O canal de YouTube na dupla tem hoje 380 milhões de acessos. Eles têm um sucesso nacional atual em parceria com Eduardo Costa, “Velhos vícios”. Desde janeiro de 2017, estão no casting de um grande escritório, Talismã, do cantor Leonardo, e fazem cerca de 15 shows por mês. Uma experiência profissional de Antony fez a diferença: ele vendia roupas pela internet. Gostava de analisar acessos ao site e tentar entender os usuários. Levou isso para a música.
“Acompanhava todo dia o gráfico que mostrava como as pessoas chegavam aos meus vídeos. Vi que começaram a vir de playlist. Pensei em potencializar”, ele conta. Em 2015, entrou em contato com donos de playlists, que segundo ele, ainda não as viam como negócio.
“Eles ainda não sabiam o poder que tinham em mãos. Nem tinham orçamento. Coloquei numas seis, umas duas ou três nem cobraram. Quem cobrou foi pouco. Triplicamos nossos acessos”, ele lembra.

5 – Como funciona a venda?
Os donos não vendem todos os lugares das listas – que costumam ter 100 ou mais faixas. A maior parte precisa ser de músicas populares, que chamem a atenção do ouvinte.
“Tem que equilibrar com relevância, para não cair no ranking de busca”, explica João Gabriel. Adriano completa: “Eu nunca ocupava os três primeiros lugares [com músicas pagas]”.
Eles dizem que, geralmente, artistas menos conhecidos no meio de outros muito famosos são os que pagaram para entrar. Mas que há nomes grandes que pagam. Nesses casos, a posição mais cara é o primeiro clipe da lista.
“[No primeiro lugar] tem que ser um artista bom, para ter aceitação. Eu já coloquei música ruim no topo e a playlist caiu muito de audiência e na busca”, conta João Gabriel. Ele diz que chega a ganhar R$ 7 mil em um mês com ela, mas a renda varia.
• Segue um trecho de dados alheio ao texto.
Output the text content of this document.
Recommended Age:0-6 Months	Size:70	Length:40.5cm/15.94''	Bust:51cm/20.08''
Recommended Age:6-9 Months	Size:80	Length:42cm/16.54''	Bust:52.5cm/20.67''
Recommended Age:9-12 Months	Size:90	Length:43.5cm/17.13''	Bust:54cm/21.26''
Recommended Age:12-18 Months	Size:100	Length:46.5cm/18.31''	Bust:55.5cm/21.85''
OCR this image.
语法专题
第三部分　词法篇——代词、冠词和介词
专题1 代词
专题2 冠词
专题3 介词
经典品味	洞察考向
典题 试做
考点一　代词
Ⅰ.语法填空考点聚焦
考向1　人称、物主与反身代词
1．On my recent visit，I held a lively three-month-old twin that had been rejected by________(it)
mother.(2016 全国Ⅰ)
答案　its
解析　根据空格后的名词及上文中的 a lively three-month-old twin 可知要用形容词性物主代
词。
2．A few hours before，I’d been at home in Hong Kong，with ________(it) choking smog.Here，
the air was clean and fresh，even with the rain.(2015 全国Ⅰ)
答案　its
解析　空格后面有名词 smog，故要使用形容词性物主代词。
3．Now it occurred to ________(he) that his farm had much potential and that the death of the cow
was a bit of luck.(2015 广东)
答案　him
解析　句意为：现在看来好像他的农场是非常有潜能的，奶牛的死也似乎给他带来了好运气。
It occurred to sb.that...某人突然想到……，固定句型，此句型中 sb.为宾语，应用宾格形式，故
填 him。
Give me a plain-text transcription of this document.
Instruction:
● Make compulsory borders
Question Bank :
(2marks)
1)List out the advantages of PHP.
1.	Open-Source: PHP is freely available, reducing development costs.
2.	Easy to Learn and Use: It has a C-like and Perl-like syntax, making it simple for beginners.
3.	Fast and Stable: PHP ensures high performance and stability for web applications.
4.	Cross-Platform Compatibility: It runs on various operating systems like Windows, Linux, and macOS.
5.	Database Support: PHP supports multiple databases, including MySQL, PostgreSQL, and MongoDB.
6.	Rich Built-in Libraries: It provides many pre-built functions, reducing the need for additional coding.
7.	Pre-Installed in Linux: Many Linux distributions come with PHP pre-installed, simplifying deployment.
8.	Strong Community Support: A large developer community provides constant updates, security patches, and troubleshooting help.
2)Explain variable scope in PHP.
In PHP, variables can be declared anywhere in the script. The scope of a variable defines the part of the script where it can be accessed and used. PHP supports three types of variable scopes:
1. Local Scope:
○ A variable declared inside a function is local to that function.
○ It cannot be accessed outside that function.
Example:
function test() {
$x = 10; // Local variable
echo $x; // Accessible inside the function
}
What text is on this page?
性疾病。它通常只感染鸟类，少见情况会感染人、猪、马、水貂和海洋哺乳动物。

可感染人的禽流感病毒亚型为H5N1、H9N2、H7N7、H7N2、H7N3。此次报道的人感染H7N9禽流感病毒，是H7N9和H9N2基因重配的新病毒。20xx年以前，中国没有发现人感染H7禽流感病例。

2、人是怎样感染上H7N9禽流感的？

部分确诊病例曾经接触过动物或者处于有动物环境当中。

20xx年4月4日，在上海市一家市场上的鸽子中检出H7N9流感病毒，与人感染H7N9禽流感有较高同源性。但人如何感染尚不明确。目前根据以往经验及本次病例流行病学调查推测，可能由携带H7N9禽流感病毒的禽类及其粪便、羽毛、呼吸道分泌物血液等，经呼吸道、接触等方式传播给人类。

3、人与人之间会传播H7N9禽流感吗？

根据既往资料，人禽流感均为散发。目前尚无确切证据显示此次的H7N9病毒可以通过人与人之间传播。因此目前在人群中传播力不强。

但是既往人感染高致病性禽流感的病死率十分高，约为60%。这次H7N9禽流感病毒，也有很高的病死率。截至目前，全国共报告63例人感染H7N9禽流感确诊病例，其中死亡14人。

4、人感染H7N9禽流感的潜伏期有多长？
“Já cobrei até R$ 3 mil por mês por um clipe no primeiro lugar. Tem gente que cobra muito mais”, afirma.
“Eu cobro, pela primeira posição, R$ 1 mil. É porque não cobro muito”, conta Thiago. Sua maior playlist tem 17 milhões de acessos. “No total, ganho uns R$ 3, 4 mil por mês. Tem mês que dá mais, mas não passa disso”, diz.
João Gabriel inclui também na lista vídeos de sua próprio dupla, com o cantor João Félix, ainda em início de carreira.
Há playlists de outros estilos brasileiros além do sertanejo, mas sem tantos acessos.